Mark Patrick Hederman is a Benedictine monk from Glenstal Abbey in Ireland. For many years now he has been engaging in activities that bear more than a passing resemblance to Psychic Questing. Although the wrapper around them is firmly Christian, this should not distract you from an extremely interesting exercise in living your life as a permanent quest. A full review will follow but for the moment here’s the publisher’s notes: WalkaboutWalkabout, Life as Holy Spirit is the biography of a Benedictine monk who not only believes but sets out to prove in this book that the Holy Spirit is alive and active in the world of the 21st century.
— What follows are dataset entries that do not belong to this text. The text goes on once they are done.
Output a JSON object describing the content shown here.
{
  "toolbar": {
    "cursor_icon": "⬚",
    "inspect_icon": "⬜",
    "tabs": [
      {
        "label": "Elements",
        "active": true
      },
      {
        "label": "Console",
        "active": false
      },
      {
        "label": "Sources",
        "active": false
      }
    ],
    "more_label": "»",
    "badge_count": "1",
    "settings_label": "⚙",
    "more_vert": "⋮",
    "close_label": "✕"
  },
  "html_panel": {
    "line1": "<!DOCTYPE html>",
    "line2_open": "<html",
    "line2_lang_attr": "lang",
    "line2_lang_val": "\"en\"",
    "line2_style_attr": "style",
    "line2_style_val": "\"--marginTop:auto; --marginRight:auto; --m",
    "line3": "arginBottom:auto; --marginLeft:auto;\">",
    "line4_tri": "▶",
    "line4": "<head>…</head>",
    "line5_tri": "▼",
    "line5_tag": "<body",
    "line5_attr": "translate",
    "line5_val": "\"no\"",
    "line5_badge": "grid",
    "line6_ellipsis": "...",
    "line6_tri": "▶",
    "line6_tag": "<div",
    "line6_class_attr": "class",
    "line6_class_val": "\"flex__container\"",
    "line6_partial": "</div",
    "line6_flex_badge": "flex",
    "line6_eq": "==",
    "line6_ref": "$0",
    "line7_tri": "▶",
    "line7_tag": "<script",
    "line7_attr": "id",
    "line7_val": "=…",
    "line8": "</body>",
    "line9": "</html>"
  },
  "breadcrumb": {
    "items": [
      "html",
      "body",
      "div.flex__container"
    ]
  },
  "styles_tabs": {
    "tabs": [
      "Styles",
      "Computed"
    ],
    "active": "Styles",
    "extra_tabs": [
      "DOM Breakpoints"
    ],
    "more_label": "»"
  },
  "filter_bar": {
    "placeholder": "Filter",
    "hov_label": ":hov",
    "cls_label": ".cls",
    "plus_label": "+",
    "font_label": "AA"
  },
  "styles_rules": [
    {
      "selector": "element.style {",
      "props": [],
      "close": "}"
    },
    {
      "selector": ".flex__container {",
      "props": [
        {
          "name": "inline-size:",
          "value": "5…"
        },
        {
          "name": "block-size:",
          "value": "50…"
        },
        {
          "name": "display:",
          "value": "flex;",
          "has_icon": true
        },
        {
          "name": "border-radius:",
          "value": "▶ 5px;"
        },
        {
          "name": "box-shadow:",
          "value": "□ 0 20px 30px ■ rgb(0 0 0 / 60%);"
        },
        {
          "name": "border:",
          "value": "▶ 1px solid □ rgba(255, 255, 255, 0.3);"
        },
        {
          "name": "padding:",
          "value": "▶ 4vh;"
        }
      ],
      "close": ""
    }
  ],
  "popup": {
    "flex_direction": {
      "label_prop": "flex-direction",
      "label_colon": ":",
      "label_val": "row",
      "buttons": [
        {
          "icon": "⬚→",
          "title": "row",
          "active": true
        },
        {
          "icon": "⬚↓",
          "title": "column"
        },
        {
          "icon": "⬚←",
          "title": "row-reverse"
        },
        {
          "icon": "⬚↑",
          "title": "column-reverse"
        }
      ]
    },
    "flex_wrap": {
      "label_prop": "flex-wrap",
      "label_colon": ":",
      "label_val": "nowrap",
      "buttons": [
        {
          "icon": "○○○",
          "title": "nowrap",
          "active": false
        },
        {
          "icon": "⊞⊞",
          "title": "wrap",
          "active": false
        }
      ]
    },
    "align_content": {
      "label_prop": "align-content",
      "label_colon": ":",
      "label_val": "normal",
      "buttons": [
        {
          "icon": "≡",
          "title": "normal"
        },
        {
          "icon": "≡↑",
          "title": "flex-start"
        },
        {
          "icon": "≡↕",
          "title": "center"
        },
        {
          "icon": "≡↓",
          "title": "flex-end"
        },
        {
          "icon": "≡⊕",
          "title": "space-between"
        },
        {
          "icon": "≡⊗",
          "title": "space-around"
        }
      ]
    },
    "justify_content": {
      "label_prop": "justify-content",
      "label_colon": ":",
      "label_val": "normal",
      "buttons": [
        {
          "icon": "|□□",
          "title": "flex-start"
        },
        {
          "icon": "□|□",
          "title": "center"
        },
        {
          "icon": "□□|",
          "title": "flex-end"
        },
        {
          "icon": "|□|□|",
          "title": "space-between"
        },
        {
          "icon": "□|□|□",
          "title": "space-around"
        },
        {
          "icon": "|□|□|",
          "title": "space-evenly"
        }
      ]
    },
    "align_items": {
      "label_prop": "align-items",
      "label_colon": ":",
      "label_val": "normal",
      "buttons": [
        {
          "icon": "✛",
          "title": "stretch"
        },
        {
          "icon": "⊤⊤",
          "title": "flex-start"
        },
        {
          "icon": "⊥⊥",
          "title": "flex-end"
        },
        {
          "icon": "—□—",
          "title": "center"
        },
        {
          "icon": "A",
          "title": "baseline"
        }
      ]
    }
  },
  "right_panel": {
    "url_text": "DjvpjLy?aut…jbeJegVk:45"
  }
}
Coincidence is one of the ways in which the Spirit makes this presence felt without importuning or interfering with free will. For the first three years of the new millennium, the author went walkabout in the Spirit allowing coincidence to dictate the rhythm and pattern of life. Like the ancient Celtic monks who committed themselves to a small boat made of skin and set out on the water throwing away the oars to allow wind and tide to carry them wherever the Spirit willed, so this journey was guided by promptings of the whispering wind.
Seven countries and three continents later, Walkabout witnesses to the living presence of some benevolent consciousness ready and willing to guide us along the right path. Reading the signs of the times, the trail of symbols watermarked by the Spirit, requires intuition and imagination. As children we all possess these faculties in abundance. Our claustrophobic educational system has deleted these faculties from our desk-top menu. Only artists are still in possession of such powers of perception. The rest of the world is blind. In such circumstances the presence of the Holy Spirit in our world remains undetected.
This book tries to do for the reader what Anne Sullivan accomplished as a miracle for Helen Keller: translate through the linear print of these pages an inkling of the many-splendoured world of the Holy Spirit which Western European civilisation for so many centuries has been missing.